Music entertainment firm Electric Jukebox has announced its intention for a stock market flotation next year as it looks to take on the likes of Apple, Amazon and Spotify.
It is understood the London initial public offering (IPO), slated for the first half of 2018, will see the firm raise tens of millions and value it at more than £100 million.
Founded by British entrepreneur Rob Lewis in 2014, the money raised will be used to roll out Electric Jukebox's new Roxi product, a set-top box that allows users to stream music, play music trivia games and partake in karaoke.
It is thought that FinnCap, which has been appointed the company's corporate finance adviser, has already been sounded out by institutional investors interested in becoming shareholders through the flotation.
It comes as the group closes a 14 million US dollars (£10.9 million) private funding round.

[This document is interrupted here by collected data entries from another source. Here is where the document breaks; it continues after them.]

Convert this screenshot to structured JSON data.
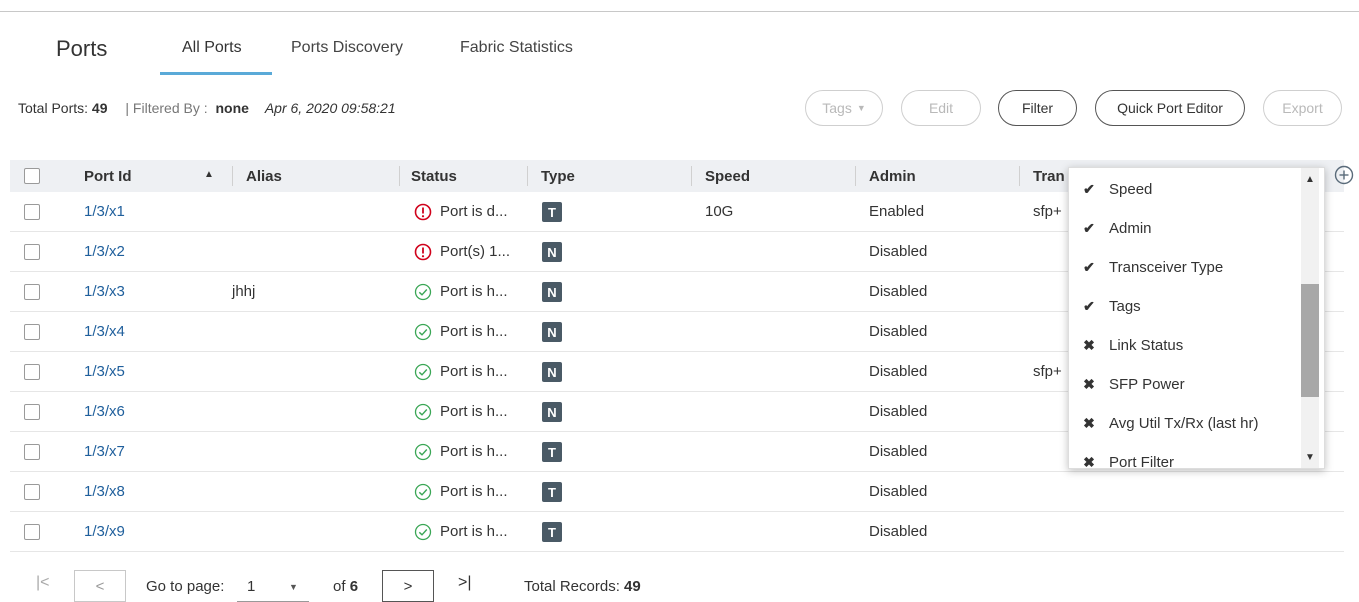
{
  "header": {
    "title": "Ports",
    "tabs": [
      {
        "label": "All Ports",
        "active": true
      },
      {
        "label": "Ports Discovery",
        "active": false
      },
      {
        "label": "Fabric Statistics",
        "active": false
      }
    ]
  },
  "infobar": {
    "total_label": "Total Ports:",
    "total_value": "49",
    "filtered_label": "| Filtered By :",
    "filtered_value": "none",
    "timestamp": "Apr 6, 2020 09:58:21"
  },
  "toolbar": {
    "tags_label": "Tags",
    "edit_label": "Edit",
    "filter_label": "Filter",
    "quick_port_editor_label": "Quick Port Editor",
    "export_label": "Export"
  },
  "table": {
    "columns": [
      "Port Id",
      "Alias",
      "Status",
      "Type",
      "Speed",
      "Admin",
      "Tran"
    ],
    "rows": [
      {
        "port_id": "1/3/x1",
        "alias": "",
        "status": "Port is d...",
        "status_kind": "error",
        "type": "T",
        "speed": "10G",
        "admin": "Enabled",
        "tran": "sfp+"
      },
      {
        "port_id": "1/3/x2",
        "alias": "",
        "status": "Port(s) 1...",
        "status_kind": "error",
        "type": "N",
        "speed": "",
        "admin": "Disabled",
        "tran": ""
      },
      {
        "port_id": "1/3/x3",
        "alias": "jhhj",
        "status": "Port is h...",
        "status_kind": "ok",
        "type": "N",
        "speed": "",
        "admin": "Disabled",
        "tran": ""
      },
      {
        "port_id": "1/3/x4",
        "alias": "",
        "status": "Port is h...",
        "status_kind": "ok",
        "type": "N",
        "speed": "",
        "admin": "Disabled",
        "tran": ""
      },
      {
        "port_id": "1/3/x5",
        "alias": "",
        "status": "Port is h...",
        "status_kind": "ok",
        "type": "N",
        "speed": "",
        "admin": "Disabled",
        "tran": "sfp+"
      },
      {
        "port_id": "1/3/x6",
        "alias": "",
        "status": "Port is h...",
        "status_kind": "ok",
        "type": "N",
        "speed": "",
        "admin": "Disabled",
        "tran": ""
      },
      {
        "port_id": "1/3/x7",
        "alias": "",
        "status": "Port is h...",
        "status_kind": "ok",
        "type": "T",
        "speed": "",
        "admin": "Disabled",
        "tran": ""
      },
      {
        "port_id": "1/3/x8",
        "alias": "",
        "status": "Port is h...",
        "status_kind": "ok",
        "type": "T",
        "speed": "",
        "admin": "Disabled",
        "tran": ""
      },
      {
        "port_id": "1/3/x9",
        "alias": "",
        "status": "Port is h...",
        "status_kind": "ok",
        "type": "T",
        "speed": "",
        "admin": "Disabled",
        "tran": ""
      }
    ]
  },
  "column_chooser": {
    "items": [
      {
        "label": "Speed",
        "checked": true
      },
      {
        "label": "Admin",
        "checked": true
      },
      {
        "label": "Transceiver Type",
        "checked": true
      },
      {
        "label": "Tags",
        "checked": true
      },
      {
        "label": "Link Status",
        "checked": false
      },
      {
        "label": "SFP Power",
        "checked": false
      },
      {
        "label": "Avg Util Tx/Rx (last hr)",
        "checked": false
      },
      {
        "label": "Port Filter",
        "checked": false
      }
    ]
  },
  "pagination": {
    "go_to_label": "Go to page:",
    "current_page": "1",
    "of_label": "of",
    "total_pages": "6",
    "total_records_label": "Total Records:",
    "total_records": "49"
  },
  "colors": {
    "link": "#1f5f9c",
    "accent": "#5aaad8",
    "error": "#d0021b",
    "ok": "#3aa655",
    "badge": "#4a5a66"
  },
  "icons": {
    "add_column": "plus-circle-icon",
    "error": "alert-circle-icon",
    "ok": "check-circle-icon",
    "checked": "check-icon",
    "unchecked": "x-icon"
  }
}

Electric Jukebox's largest shareholders are currently Mr Lewis and investment firm YOLO Leisure & Technology.
It is also backed by the likes of ex-U2 manager Paul McGuinness and David Munns, the former manager of 1980s rock act Bon Jovi.
Also on the shareholder register are a group of 50 high net worth investors from the UK, Canada and Hong Kong.
Mr Lewis said: "We want to be the number one family music entertainment product. Our medium-term target is to reach 10% of the market globally following IPO.
"The market opportunity for Roxi, aimed squarely at the family market, across the US and UK markets is huge."
The company said Roxi turns the idea of Spotify, Amazon and Apple's app-led mobile music streaming services "on their head" and also aims to tackle what it called the growing problem of "excessive use of personal devices and social media by children".
The group is targeting revenues of more than 1 billion US dollars (£777 million) over the next five years as it looks to take a 10% share of the paid-for music streaming market.
Punters pay a one-off cost of £199 for Roxi, after which the first year of use is free.
From the second year, users can continue using the service for free with advertisements, or pay £52 a year to go ad-free.
Mr Lewis added: "800 million people used to buy CDs and yet just over 100 million are streaming music today with 80% of these being millennials.
"Just 5% of people subscribing are families, less in mainland Europe."